De la dichotomie entre le caractère naturel et le caractère social des hommes et des femmes, le genre inclut la hiérarchisation et l’asymétrie des pratiques sociales des hommes et des femmes. Or, pendant longtemps c’est la notion de sexe qui a permis de mettre en avant le rapport de domination qui lie les hommes et les femmes. Elle ne doit pas être évincée au profit du genre, sa pertinence dans les analyses scientifiques ayant fait ses preuves au cours des dernières décennies.

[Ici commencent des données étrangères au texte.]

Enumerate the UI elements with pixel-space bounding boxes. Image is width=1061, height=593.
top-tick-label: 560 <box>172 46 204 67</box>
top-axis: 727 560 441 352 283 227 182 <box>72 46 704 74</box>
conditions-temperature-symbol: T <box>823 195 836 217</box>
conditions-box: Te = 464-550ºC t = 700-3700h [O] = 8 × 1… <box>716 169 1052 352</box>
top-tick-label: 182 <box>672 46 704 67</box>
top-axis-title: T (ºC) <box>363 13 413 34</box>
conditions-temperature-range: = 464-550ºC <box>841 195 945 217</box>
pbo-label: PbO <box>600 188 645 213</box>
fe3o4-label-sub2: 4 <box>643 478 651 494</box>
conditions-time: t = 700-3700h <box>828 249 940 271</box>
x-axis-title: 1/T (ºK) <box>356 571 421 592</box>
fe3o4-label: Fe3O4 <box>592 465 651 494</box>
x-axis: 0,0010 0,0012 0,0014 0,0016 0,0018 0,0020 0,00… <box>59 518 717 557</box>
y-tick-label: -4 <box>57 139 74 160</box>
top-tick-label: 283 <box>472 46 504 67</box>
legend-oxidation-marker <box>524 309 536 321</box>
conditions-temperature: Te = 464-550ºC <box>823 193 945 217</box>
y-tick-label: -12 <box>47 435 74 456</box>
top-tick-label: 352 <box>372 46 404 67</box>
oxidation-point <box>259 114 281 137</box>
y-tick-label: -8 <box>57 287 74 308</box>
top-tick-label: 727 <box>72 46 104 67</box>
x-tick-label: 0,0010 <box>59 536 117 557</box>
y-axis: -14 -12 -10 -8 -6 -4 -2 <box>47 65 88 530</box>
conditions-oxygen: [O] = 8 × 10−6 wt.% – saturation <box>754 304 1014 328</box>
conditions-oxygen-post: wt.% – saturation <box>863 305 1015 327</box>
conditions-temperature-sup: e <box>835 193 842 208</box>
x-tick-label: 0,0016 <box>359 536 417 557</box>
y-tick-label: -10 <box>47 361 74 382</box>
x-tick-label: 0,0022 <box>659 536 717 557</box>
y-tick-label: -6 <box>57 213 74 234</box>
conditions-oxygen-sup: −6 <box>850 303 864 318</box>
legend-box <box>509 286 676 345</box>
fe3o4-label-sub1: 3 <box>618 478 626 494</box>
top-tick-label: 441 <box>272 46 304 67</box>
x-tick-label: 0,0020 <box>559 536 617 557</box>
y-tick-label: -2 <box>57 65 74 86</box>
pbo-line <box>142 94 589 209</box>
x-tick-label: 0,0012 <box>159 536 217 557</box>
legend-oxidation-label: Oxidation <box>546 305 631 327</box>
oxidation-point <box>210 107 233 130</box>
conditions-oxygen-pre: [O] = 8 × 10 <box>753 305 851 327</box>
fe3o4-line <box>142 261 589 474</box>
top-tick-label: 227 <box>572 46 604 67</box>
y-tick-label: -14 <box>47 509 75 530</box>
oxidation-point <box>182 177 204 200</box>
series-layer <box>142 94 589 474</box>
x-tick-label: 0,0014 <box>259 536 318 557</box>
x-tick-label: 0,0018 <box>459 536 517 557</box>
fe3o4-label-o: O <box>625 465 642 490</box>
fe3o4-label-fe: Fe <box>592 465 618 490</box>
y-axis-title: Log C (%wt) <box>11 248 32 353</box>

Renoncer à l’articulation dans le langage et dans la pensée des deux termes de sexe et de genre revient à renoncer à l’élucidation des modèles et apprentissages et à adopter l’universel masculin neutre. Aujourd’hui il est d’importance de ne pas laisser glisser ce terme vers une neutralisation, vers le masquage des rapports de sexe et de la discrimination dont les femmes font l’objet, il s’agit donc de le maintenir dans une dynamique. Ces raisons ont influencé le réseau institutionnel 299 , créé en France, à choisir l’utilisation du terme de genre car il fait consensus malgré les différentes orientations théoriques et contextes disciplinaires où il est considéré tour à tour comme une notion floue ou un concept opératoire.

‘« Le terme genre bénéficie de la nouveauté, il s’offre l’élégance de l’abstraction et aseptise les problématiques considérées comme trop militantes. Il apparaît plus policé que le terme sexe et devient plus acceptable, les institutions en font alors un usage unique ». (Hurtig, Kail et Rouch, 2002).
Notes
296.

Thébaud, F. (2003). Histoire des femmes, histoire du genre et sexe du chercheur. In J. Laufer, C. Marry, & M. Maruani (Eds.), Le travail du genre. Les sciences sociales du travail à l’épreuve des différences de sexe. (pp.70-87). Paris : La découverte. Mage.

297.

Par exemple les membres du MAGE : revue sociologique sur le travail des femmes.

298.

Toutes citations par Le Feuvre, N. (2003). Le « genre » comme outil d’analyse sociologique. In D. Fougeyrollas-Schwebel, C. Planté, M. Riot-Sarcey et C. Zaidman, (Eds.), Le genre comme catégorie d’analyse. Sociologie, histoire, littérature. (pp 38-52). Paris : L’Harmattan. Collection : Bibliothèque du féminisme/RING.

299.

L’intérêt des pouvoirs publics pour les études féministes ou sur le genre s’est manifesté avec la signature d’une convention interministérielle « pour la promotion de l’égalité des chances entre les filles et les garçons, les hommes et les femmes dans le système éducatif ». Cette institutionnalisation française peut être considérée comme une prise en compte des problématiques universitaires développées sur le genre. Zaidman, C. (2003). Introduction. In D. Fougeyrollas-Schwebel, C. Planté, M. Riot-Sarcey et C. Zaidman, (Eds.), Le genre comme catégorie d’analyse. Sociologie, histoire, littérature. Paris : L’Harmattan. Collection : Bibliothèque du féminisme/RING. (p.12).